读取HDFS相关的数据源时,大量使用mapreduce封装的读取数据源的方式,而一个mapreduce job会依赖InputFormat对读取的数据进行格式校验、输入切分等操作。读取HBase数据源,则使用了TableInputFormat。先来看看InputFormat。

InputFormat

InputFormat是mapreduce提供的数据源格式接口,也就是说,通过该接口可以支持读取各种各样的数据源(文件系统,数据库等),从而进行mapreduce计算。

看下InputFormat接口定义:

public abstract class InputFormat {

  /** 
   * Logically split the set of input files for the job.  
   * 
   * @param context job configuration.
   * @return an array of {@link InputSplit}s for the job.
   */
  public abstract 
    List getSplits(JobContext context
                               ) throws IOException, InterruptedException;
  
  /**
   * Create a record reader for a given split.

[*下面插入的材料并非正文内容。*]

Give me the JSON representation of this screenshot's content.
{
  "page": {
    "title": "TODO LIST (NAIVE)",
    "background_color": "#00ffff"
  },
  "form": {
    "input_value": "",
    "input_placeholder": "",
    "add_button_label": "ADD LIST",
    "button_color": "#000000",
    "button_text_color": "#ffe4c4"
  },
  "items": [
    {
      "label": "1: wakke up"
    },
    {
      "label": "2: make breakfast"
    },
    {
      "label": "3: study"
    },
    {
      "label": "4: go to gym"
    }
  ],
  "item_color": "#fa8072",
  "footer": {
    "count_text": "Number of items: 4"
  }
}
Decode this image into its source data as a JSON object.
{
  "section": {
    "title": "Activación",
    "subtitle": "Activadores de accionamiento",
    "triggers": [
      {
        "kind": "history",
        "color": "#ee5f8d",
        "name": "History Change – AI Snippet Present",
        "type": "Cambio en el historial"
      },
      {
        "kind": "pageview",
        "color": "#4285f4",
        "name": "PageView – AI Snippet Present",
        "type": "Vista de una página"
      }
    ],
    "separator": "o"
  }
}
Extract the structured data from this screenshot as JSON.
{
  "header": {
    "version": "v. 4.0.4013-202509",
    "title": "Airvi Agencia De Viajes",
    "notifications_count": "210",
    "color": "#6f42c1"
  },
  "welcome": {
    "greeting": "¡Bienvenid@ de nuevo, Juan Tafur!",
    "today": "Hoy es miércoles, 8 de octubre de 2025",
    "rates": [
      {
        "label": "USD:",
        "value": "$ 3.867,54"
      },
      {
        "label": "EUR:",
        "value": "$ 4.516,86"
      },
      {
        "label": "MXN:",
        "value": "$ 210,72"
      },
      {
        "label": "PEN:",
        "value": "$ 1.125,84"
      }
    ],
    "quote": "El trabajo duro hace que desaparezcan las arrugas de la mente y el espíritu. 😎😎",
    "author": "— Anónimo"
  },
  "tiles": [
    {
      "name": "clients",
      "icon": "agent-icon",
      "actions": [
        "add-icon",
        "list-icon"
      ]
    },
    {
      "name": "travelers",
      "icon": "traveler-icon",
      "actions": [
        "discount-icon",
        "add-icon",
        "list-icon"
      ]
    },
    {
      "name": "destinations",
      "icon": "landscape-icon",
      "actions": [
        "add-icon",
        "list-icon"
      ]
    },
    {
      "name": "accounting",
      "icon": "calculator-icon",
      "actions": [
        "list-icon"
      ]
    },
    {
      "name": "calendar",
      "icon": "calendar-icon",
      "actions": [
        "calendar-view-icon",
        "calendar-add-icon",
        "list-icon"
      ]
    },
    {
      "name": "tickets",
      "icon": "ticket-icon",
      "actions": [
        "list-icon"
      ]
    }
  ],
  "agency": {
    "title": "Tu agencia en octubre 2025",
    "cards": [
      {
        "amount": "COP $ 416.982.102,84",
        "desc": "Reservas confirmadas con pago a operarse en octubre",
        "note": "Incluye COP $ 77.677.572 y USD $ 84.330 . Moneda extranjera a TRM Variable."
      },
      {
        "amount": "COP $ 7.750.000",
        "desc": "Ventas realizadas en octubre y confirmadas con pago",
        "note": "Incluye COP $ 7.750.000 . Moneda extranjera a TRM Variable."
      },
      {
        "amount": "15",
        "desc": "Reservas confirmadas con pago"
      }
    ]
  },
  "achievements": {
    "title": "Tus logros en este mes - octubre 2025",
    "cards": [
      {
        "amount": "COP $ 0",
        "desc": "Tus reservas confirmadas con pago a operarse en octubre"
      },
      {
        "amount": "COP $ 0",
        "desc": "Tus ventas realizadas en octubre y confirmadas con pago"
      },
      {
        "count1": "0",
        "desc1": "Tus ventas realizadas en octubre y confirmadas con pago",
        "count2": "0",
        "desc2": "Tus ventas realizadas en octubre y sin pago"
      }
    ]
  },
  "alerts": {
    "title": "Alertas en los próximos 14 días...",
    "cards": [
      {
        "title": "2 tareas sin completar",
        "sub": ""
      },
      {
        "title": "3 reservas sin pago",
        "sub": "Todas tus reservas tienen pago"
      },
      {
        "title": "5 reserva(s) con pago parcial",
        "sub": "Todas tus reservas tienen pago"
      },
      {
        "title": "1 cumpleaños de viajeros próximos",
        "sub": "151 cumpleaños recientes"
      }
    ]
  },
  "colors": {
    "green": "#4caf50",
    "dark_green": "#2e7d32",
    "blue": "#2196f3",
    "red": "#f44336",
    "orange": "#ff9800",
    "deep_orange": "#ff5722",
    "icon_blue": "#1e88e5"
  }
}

The framework will call
   * {@link RecordReader#initialize(InputSplit, TaskAttemptContext)} before
   * the split is used.
   */
  public abstract 
    RecordReader createRecordReader(InputSplit split,
                                         TaskAttemptContext context
                                        ) throws IOException, 
                                                 InterruptedException;

}

getSplits决定逻辑分区的策略,createRecordReader提供了获取切分后分区记录的迭代器。

TableInputFormat

TalbeInputFormat是HBase提供的接口,看看他的分区策略:

RegionSizeCalculator sizeCalculator =
    new RegionSizeCalculator(getRegionLocator(), getAdmin());
TableName tableName = getTable().getName();
Pair keys = getStartEndKeys();
if (keys == null || keys.getFirst() == null ||
    keys.getFirst().length == 0) {
  HRegionLocation regLoc =
      getRegionLocator().getRegionLocation(HConstants.EMPTY_BYTE_ARRAY, false);
  if (null == regLoc) {
    throw new IOException("Expecting at least one region.");
  }
  List splits = new ArrayList<>(1);
  //拿到region的数量,用来做为partitin的数量
  long regionSize = sizeCalculator.getRegionSize(regLoc.getRegionInfo().getRegionName());
  //创建TableSplit,也就是InputSplit
  TableSplit split = new TableSplit(tableName, scan,
      HConstants.EMPTY_BYTE_ARRAY, HConstants.EMPTY_BYTE_ARRAY, regLoc
          .getHostnamePort().split(Addressing.HOSTNAME_PORT_SEPARATOR)[0], regionSize);
  splits.add(split);

采用的分区策略就是根据region的数量,决定partitin的数量。

createRecordReader

public RecordReader createRecordReader(
      InputSplit split, TaskAttemptContext context)
  throws IOException {
    if (table == null) {
      throw new IOException("Cannot create a record reader because of a" +
          " previous error. Please look at the previous logs lines from" +
          " the task's full log for more details.");
    }
    TableSplit tSplit = (TableSplit) split;
    LOG.info("Input split length: " + StringUtils.humanReadableInt(tSplit.getLength()) + " bytes.");
    TableRecordReader trr = this.tableRecordReader;
    // if no table record reader was provided use default
    if (trr == null) {
      trr = new TableRecordReader();
    }
    Scan sc = new Scan(this.scan);
    sc.setStartRow(tSplit.getStartRow());
    sc.setStopRow(tSplit.getEndRow());
    trr.setScan(sc);
    trr.setHTable(table);
    return trr;
  }

Spark 读取HBase数据源

sparkContext.newAPIHadoopRDD

val hBaseRDD = sc.newAPIHadoopRDD(hbaseConfig, classOf[TableInputFormat],
  classOf[org.apache.hadoop.hbase.io.ImmutableBytesWritable],
  classOf[org.apache.hadoop.hbase.client.Result])

sparkContext会创建一个RDD

new NewHadoopRDD(this, fClass, kClass, vClass, jconf)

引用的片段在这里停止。